SOILWORK: A PREDATOR'S PORTRAIT
data
12/11/2005Con il terzo lavoro “A Predator’s Portrait” gli svedesi Soilwork sono chiamati a confermare quanto di buono fatto in precedenza e dimostrare alla Nuclear Blast, che li ha appena messi sotto la sua ala protettrice, se sapranno rivelarsi l’ennesima gallina dalle uova d’oro. Il precedente “The Chainheart Machine” era uno schiaffo in faccia al thrash svedese, che polverizzava tutti i (allora ancora pochi) concorrenti e si collocava a ridosso del capolavoro “Slaughter Of The Soul” dei maestri At The Gates.

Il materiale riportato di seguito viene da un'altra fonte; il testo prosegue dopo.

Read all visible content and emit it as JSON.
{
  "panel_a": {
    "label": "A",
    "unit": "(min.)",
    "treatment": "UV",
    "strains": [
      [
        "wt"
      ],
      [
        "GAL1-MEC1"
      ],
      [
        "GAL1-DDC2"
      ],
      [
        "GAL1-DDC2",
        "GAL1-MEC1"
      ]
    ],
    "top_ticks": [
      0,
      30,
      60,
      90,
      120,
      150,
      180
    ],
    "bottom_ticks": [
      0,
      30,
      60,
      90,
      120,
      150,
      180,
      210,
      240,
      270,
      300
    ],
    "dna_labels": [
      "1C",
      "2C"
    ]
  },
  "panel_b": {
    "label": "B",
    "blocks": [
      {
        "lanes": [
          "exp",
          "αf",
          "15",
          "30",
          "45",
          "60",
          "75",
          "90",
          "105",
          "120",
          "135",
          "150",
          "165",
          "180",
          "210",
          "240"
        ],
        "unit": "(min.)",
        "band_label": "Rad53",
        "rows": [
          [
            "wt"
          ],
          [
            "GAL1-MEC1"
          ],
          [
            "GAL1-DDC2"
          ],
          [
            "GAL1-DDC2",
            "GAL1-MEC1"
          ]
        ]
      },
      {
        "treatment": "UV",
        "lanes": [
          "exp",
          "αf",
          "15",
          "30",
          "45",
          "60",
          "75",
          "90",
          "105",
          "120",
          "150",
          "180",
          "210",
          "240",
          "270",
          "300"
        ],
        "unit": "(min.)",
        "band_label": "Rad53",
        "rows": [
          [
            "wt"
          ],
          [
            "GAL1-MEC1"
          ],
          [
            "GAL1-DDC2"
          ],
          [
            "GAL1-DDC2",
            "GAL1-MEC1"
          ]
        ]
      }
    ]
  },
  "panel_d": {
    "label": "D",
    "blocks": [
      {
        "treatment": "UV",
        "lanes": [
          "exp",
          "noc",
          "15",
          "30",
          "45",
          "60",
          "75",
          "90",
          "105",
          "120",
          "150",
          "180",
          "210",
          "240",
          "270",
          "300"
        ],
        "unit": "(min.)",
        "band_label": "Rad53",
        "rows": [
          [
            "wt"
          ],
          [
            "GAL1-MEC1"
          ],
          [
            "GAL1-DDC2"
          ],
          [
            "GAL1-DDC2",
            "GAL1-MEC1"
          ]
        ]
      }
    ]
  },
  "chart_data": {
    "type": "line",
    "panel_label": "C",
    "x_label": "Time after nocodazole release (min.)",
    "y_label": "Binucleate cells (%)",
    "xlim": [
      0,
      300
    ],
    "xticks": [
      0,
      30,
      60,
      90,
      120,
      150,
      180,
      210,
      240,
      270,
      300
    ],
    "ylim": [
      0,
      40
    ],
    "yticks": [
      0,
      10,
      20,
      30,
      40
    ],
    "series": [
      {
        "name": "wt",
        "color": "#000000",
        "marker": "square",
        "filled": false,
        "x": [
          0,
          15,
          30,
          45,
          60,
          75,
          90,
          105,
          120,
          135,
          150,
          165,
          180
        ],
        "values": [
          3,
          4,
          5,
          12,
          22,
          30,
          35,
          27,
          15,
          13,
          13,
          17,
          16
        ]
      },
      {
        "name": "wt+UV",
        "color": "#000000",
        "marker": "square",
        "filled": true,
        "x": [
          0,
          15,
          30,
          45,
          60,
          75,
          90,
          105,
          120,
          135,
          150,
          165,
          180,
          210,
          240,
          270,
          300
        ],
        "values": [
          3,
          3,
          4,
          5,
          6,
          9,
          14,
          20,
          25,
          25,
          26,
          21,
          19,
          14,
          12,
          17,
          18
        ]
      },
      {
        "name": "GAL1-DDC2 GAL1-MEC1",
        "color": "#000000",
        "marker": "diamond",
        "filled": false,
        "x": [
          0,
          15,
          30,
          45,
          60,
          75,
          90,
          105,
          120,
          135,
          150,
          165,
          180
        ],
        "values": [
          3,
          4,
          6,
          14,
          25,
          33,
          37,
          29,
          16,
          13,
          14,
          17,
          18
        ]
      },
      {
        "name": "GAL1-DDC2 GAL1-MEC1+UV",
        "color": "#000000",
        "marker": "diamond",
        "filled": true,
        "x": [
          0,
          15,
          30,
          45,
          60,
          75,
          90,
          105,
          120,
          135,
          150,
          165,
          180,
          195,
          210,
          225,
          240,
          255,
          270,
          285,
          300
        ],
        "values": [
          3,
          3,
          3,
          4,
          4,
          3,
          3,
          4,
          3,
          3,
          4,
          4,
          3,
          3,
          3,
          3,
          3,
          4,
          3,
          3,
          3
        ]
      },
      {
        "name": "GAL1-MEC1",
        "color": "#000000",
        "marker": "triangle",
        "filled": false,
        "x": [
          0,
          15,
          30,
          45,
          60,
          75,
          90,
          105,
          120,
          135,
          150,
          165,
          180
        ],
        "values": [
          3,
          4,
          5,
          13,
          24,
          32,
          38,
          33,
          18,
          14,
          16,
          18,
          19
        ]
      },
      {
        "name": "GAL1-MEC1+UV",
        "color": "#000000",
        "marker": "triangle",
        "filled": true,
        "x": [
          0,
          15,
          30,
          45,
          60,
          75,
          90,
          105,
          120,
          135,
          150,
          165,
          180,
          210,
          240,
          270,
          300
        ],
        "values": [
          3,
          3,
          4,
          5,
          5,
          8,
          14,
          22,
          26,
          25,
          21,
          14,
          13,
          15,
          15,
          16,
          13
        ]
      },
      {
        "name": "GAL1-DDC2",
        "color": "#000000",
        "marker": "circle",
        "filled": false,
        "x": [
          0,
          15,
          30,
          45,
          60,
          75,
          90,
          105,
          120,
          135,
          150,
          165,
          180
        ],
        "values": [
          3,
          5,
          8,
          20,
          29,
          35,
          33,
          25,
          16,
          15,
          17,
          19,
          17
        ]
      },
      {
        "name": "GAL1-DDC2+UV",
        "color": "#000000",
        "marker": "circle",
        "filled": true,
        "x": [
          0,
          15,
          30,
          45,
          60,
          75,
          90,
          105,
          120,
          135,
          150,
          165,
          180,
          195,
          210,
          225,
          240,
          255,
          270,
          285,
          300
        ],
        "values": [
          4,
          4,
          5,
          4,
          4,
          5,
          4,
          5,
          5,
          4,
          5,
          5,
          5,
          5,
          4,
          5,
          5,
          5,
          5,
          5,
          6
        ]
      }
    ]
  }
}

Con “A Predator’s Portrait” i Soilwork cominciano a sperimentare, a giocare con il loro sound, per evitare giustamente di rimanere invischiati nel riciclo di loro stessi; l’opener “Bastard Chain” è una mazzata terribile, e non aggiunge granchè di nuovo al Soilwork sound, se si escludono gli arrangiamenti. E’ con la seguente “Like The Average Stalker” che Speed e compagni scoprono le carte; un pezzo quasi progressivo, dove possiamo ascoltare per la prima volta l’ugola pulita di del massiccio singer. “Needlefeast” sublima le due anime appena citate; è infatti ad una folla corsa tipicamente swedish che si contrappone lo splendido ed evocativo ritornello. Non rischiano di strafare i Soilwork, con “A Predator’s Portrait”, nonostante qualche pezzo a vuoto ci sia. E’ innegabile però che brani del calibro di “Grand Failure Anthem”, “The Analyst”, “Final Fatal Force” o la title-track abbiano dato il ritmo all’ondata neo death dalla scandinavia. E “A Predator’s Portrait” è anche il passo obbligato che la band deve compiere per raggiungere in modo indolore il successivo e magniloquente “Natural Born Chaos”. La classe non è acqua.